In my Plasma power settings, the power profile is set to ‘Performance’.
But, when I check the active profile in the terminal, it shows ‘powersave’.
I’ve already made sure that power-profiles-daemon.service is enabled and tried to manually set the profile to performance, but doing that does not seem to have effect.
Am I overlooking a setting?
I wanted to ask if anyone else can check whether they are experiencing this specific issue.
Summary of the issue:
-In my Plasma desktop settings, the power profile is set to Performance.
-The powerprofilesctl get command confirms that the daemon correctly believes the profile is performance.
However, the CPU governor remains stuck at powersave, as shown by
“cat /sys/devices/system/cpu/cpu*/cpufreq/scaling_governor”

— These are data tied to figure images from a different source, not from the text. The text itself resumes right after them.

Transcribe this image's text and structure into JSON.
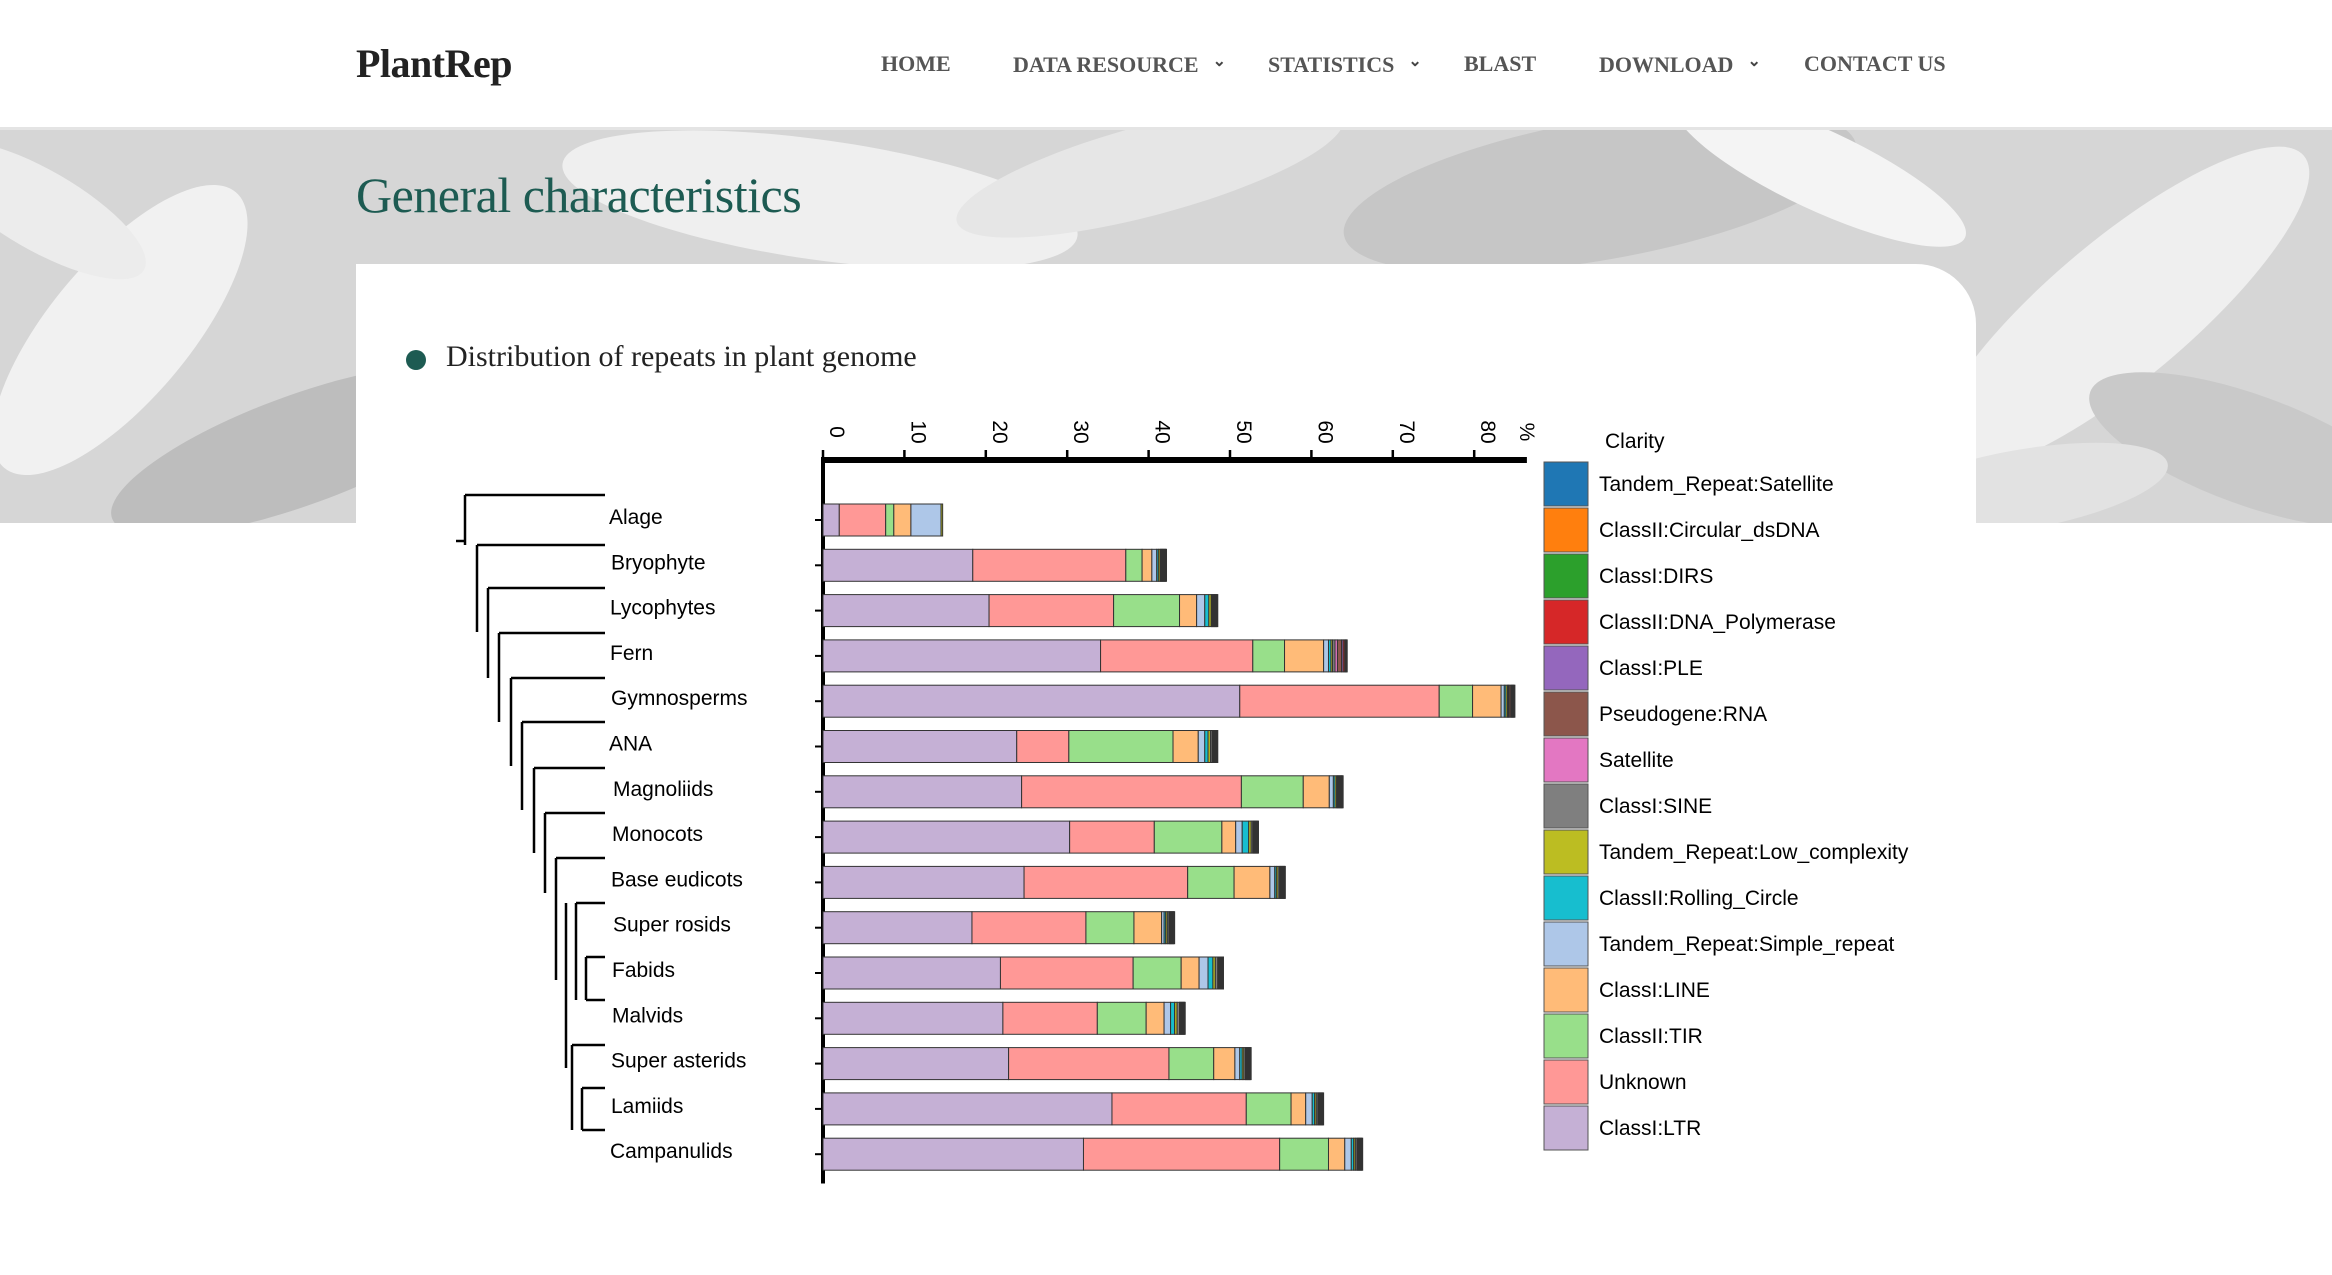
{
  "site": {
    "logo": "PlantRep",
    "nav": [
      {
        "label": "HOME",
        "dropdown": false
      },
      {
        "label": "DATA RESOURCE",
        "dropdown": true
      },
      {
        "label": "STATISTICS",
        "dropdown": true
      },
      {
        "label": "BLAST",
        "dropdown": false
      },
      {
        "label": "DOWNLOAD",
        "dropdown": true
      },
      {
        "label": "CONTACT US",
        "dropdown": false
      }
    ]
  },
  "page": {
    "title": "General characteristics",
    "section_title": "Distribution of repeats in plant genome"
  },
  "chart_data": {
    "type": "bar",
    "orientation": "horizontal",
    "stacked": true,
    "axis_unit": "%",
    "xlim": [
      0,
      85
    ],
    "ticks": [
      0,
      10,
      20,
      30,
      40,
      50,
      60,
      70,
      80
    ],
    "legend_title": "Clarity",
    "legend_position": "right",
    "categories": [
      "Alage",
      "Bryophyte",
      "Lycophytes",
      "Fern",
      "Gymnosperms",
      "ANA",
      "Magnoliids",
      "Monocots",
      "Base eudicots",
      "Super rosids",
      "Fabids",
      "Malvids",
      "Super asterids",
      "Lamiids",
      "Campanulids"
    ],
    "series": [
      {
        "name": "ClassI:LTR",
        "color": "#c5b0d5",
        "values": [
          2,
          18.4,
          20.4,
          34.1,
          51.2,
          23.8,
          24.4,
          30.3,
          24.7,
          18.3,
          21.8,
          22.1,
          22.8,
          35.5,
          32.0
        ]
      },
      {
        "name": "Unknown",
        "color": "#ff9896",
        "values": [
          5.7,
          18.8,
          15.3,
          18.7,
          24.5,
          6.4,
          27.0,
          10.4,
          20.1,
          14.0,
          16.3,
          11.6,
          19.7,
          16.5,
          24.1
        ]
      },
      {
        "name": "ClassII:TIR",
        "color": "#98df8a",
        "values": [
          1.0,
          2.0,
          8.1,
          3.9,
          4.1,
          12.8,
          7.6,
          8.3,
          5.7,
          5.9,
          5.9,
          6.0,
          5.5,
          5.5,
          6.0
        ]
      },
      {
        "name": "ClassI:LINE",
        "color": "#ffbb78",
        "values": [
          2.1,
          1.2,
          2.1,
          4.8,
          3.5,
          3.1,
          3.2,
          1.7,
          4.4,
          3.4,
          2.2,
          2.2,
          2.6,
          1.8,
          2.0
        ]
      },
      {
        "name": "Tandem_Repeat:Simple_repeat",
        "color": "#aec7e8",
        "values": [
          3.7,
          0.6,
          1.0,
          0.6,
          0.4,
          0.8,
          0.5,
          0.8,
          0.6,
          0.3,
          1.1,
          0.8,
          0.6,
          0.8,
          0.8
        ]
      },
      {
        "name": "ClassII:Rolling_Circle",
        "color": "#17becf",
        "values": [
          0,
          0.2,
          0.5,
          0.3,
          0.2,
          0.4,
          0.2,
          0.8,
          0.2,
          0.2,
          0.6,
          0.5,
          0.3,
          0.3,
          0.3
        ]
      },
      {
        "name": "Tandem_Repeat:Low_complexity",
        "color": "#bcbd22",
        "values": [
          0.2,
          0.2,
          0.3,
          0.2,
          0.2,
          0.3,
          0.2,
          0.3,
          0.2,
          0.2,
          0.3,
          0.3,
          0.2,
          0.2,
          0.2
        ]
      },
      {
        "name": "ClassI:SINE",
        "color": "#7f7f7f",
        "values": [
          0,
          0.1,
          0.1,
          0.3,
          0.1,
          0.2,
          0.1,
          0.2,
          0.2,
          0.2,
          0.3,
          0.3,
          0.2,
          0.2,
          0.2
        ]
      },
      {
        "name": "Satellite",
        "color": "#e377c2",
        "values": [
          0,
          0.1,
          0.1,
          0.3,
          0.1,
          0.1,
          0.1,
          0.1,
          0.1,
          0.1,
          0.1,
          0.1,
          0.1,
          0.1,
          0.1
        ]
      },
      {
        "name": "Pseudogene:RNA",
        "color": "#8c564b",
        "values": [
          0,
          0.1,
          0.1,
          0.5,
          0.2,
          0.1,
          0.1,
          0.1,
          0.1,
          0.1,
          0.1,
          0.1,
          0.1,
          0.1,
          0.1
        ]
      },
      {
        "name": "ClassI:PLE",
        "color": "#9467bd",
        "values": [
          0,
          0.1,
          0.1,
          0.2,
          0.1,
          0.1,
          0.1,
          0.1,
          0.1,
          0.1,
          0.1,
          0.1,
          0.1,
          0.1,
          0.1
        ]
      },
      {
        "name": "ClassII:DNA_Polymerase",
        "color": "#d62728",
        "values": [
          0,
          0.1,
          0.1,
          0.2,
          0.1,
          0.1,
          0.1,
          0.1,
          0.1,
          0.1,
          0.1,
          0.1,
          0.1,
          0.1,
          0.1
        ]
      },
      {
        "name": "ClassI:DIRS",
        "color": "#2ca02c",
        "values": [
          0,
          0.1,
          0.1,
          0.1,
          0.1,
          0.1,
          0.1,
          0.1,
          0.1,
          0.1,
          0.1,
          0.1,
          0.1,
          0.1,
          0.1
        ]
      },
      {
        "name": "ClassII:Circular_dsDNA",
        "color": "#ff7f0e",
        "values": [
          0,
          0.1,
          0.1,
          0.1,
          0.1,
          0.1,
          0.1,
          0.1,
          0.1,
          0.1,
          0.1,
          0.1,
          0.1,
          0.1,
          0.1
        ]
      },
      {
        "name": "Tandem_Repeat:Satellite",
        "color": "#1f77b4",
        "values": [
          0,
          0.1,
          0.1,
          0.1,
          0.1,
          0.1,
          0.1,
          0.1,
          0.1,
          0.1,
          0.1,
          0.1,
          0.1,
          0.1,
          0.1
        ]
      }
    ]
  }
}
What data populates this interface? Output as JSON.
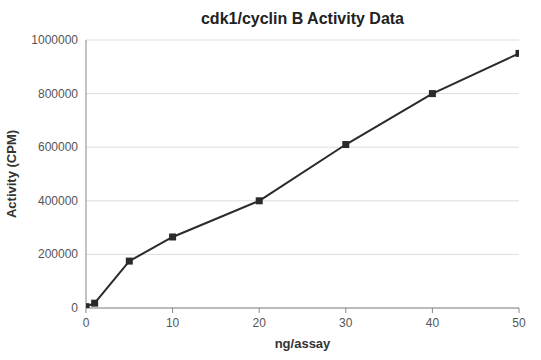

So far I have tried several things:
-Disabling the nvidia-powerd service.
-Modifying the Grub kernel parameters (intel_pstate=passive, intel_pstate=disable).
Verifying that power-profiles-daemon is running and all relevant packages (powerdevil6) are installed.
One breakthrough: I was able to manually change the governor to performance using the cpupower command, which proves the system is capable of running in that mode. sudo cpupower frequency-set -g performance
This leads me to think there is a bug or a very specific conflict preventing the power-profiles-daemon from correctly applying its settings to the kernel’s CPU frequency interface.
Has anyone else on Thumbleweed encountered this behavior?
I am wondering if I am really he only one, or if this is a known issue that might be related to a specific hardware (or software) configuration.